Not sure I am posting this in the right forum, but here goes. I am attempting to use REW to measure my room and have a couple of questions relating to the behavior of the receiver. Not sure if all receivers work this way, but it looks like if I input REW as a LR signal the reciever will not ouput anything to the LFE unless I tell it to output LFE to both the mains and the sub. This means that I have mains trying to reproduce the LFE freqs as well as the sub. I was considering adding a BFD to help with a large peak around 47Hz but if I leave the settings so it outputs LFE to the mains it kind of defeats the purpose of getting the BFD. So how do I hook up the receiver so it will ouput LFE signal to just the sub and still be able to look at how the crossover to the mains looks? I think the receiver has multichannel inputs, so do I have to split the REW signal and input it to the mains LR input and the LFE input on the receiver?

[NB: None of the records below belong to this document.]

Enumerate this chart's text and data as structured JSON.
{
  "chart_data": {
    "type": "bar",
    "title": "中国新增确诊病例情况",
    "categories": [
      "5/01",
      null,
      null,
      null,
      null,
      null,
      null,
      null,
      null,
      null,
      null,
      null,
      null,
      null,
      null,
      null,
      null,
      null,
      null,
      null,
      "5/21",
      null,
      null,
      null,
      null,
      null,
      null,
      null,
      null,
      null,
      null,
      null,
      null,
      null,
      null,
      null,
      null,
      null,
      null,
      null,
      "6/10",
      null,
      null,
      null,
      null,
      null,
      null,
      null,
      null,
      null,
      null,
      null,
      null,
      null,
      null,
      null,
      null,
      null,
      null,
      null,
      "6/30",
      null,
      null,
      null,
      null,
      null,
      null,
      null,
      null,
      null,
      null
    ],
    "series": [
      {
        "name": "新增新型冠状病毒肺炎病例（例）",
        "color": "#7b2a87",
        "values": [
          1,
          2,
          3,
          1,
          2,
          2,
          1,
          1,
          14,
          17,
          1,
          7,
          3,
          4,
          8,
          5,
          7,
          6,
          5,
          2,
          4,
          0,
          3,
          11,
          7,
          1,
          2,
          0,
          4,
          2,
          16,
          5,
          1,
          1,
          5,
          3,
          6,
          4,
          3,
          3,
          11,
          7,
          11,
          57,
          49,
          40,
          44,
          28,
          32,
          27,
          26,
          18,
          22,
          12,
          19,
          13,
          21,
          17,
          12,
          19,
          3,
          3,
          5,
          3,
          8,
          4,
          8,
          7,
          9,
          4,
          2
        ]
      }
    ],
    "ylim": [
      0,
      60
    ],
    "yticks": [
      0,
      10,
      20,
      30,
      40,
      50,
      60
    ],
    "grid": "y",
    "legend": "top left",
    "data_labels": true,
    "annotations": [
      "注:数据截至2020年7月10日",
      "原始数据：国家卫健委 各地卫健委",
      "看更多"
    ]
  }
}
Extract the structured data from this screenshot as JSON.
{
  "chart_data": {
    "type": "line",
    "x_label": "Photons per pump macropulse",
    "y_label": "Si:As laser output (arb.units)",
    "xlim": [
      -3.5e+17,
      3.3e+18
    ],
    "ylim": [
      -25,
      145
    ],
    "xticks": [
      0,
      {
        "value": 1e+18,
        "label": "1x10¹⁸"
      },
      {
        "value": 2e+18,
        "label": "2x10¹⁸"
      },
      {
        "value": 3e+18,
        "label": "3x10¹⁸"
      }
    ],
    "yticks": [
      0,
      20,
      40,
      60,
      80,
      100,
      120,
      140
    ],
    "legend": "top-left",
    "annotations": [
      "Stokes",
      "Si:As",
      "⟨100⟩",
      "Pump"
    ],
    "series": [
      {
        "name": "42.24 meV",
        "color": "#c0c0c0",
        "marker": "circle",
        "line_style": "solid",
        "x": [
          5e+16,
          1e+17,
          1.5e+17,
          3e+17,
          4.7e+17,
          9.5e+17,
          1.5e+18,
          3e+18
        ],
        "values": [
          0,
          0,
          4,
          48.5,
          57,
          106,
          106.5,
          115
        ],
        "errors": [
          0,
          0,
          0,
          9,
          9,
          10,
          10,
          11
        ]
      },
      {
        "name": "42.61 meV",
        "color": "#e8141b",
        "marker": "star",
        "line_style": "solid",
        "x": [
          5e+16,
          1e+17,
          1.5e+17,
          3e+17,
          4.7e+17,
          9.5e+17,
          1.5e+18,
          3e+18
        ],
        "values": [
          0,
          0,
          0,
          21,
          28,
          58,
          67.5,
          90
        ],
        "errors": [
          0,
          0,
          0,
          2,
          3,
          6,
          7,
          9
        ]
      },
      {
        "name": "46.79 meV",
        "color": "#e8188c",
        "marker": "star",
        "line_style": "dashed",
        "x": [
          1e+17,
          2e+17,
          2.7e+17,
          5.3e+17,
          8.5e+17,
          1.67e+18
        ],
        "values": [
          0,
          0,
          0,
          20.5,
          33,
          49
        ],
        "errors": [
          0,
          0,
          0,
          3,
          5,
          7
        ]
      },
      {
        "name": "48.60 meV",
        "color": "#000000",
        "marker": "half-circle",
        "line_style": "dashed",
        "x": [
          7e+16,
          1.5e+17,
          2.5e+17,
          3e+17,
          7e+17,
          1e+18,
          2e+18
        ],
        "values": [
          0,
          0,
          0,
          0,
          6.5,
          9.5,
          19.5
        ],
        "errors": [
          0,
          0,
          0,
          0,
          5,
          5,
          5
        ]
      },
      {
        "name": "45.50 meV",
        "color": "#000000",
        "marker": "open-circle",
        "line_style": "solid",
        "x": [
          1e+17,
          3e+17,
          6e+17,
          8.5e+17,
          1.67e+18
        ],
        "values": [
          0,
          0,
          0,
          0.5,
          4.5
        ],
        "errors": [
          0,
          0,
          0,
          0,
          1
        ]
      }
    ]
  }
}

As a side note, can low freq modes (47Hz) be tamed realistically without using an EQ? Sounds like the acoustic treatments would have to be extremely large to deal with these low freqs.

Thanks for putting up with stupid questions like this.:help:


----------



## Wayne A. Pflughaupt (Apr 13, 2006)

> I was considering adding a BFD to help with a large peak around 47Hz but if I leave the settings so it outputs LFE to the mains it kind of defeats the purpose of getting the BFD.


Don't think I've seen a Yamaha that only had the sub working as LFE. Regardless, it should be easy enough to simply unplug the speakers. That's what I do.



> As a side note, can low freq modes (47Hz) be tamed realistically without using an EQ? Sounds like the acoustic treatments would have to be extremely large to deal with these low freqs.


You're right, treatments (bass traps) capable of dealing with a peak that low would have to be large and numerous. EQ is your best bet.

Regards,
Wayne


----------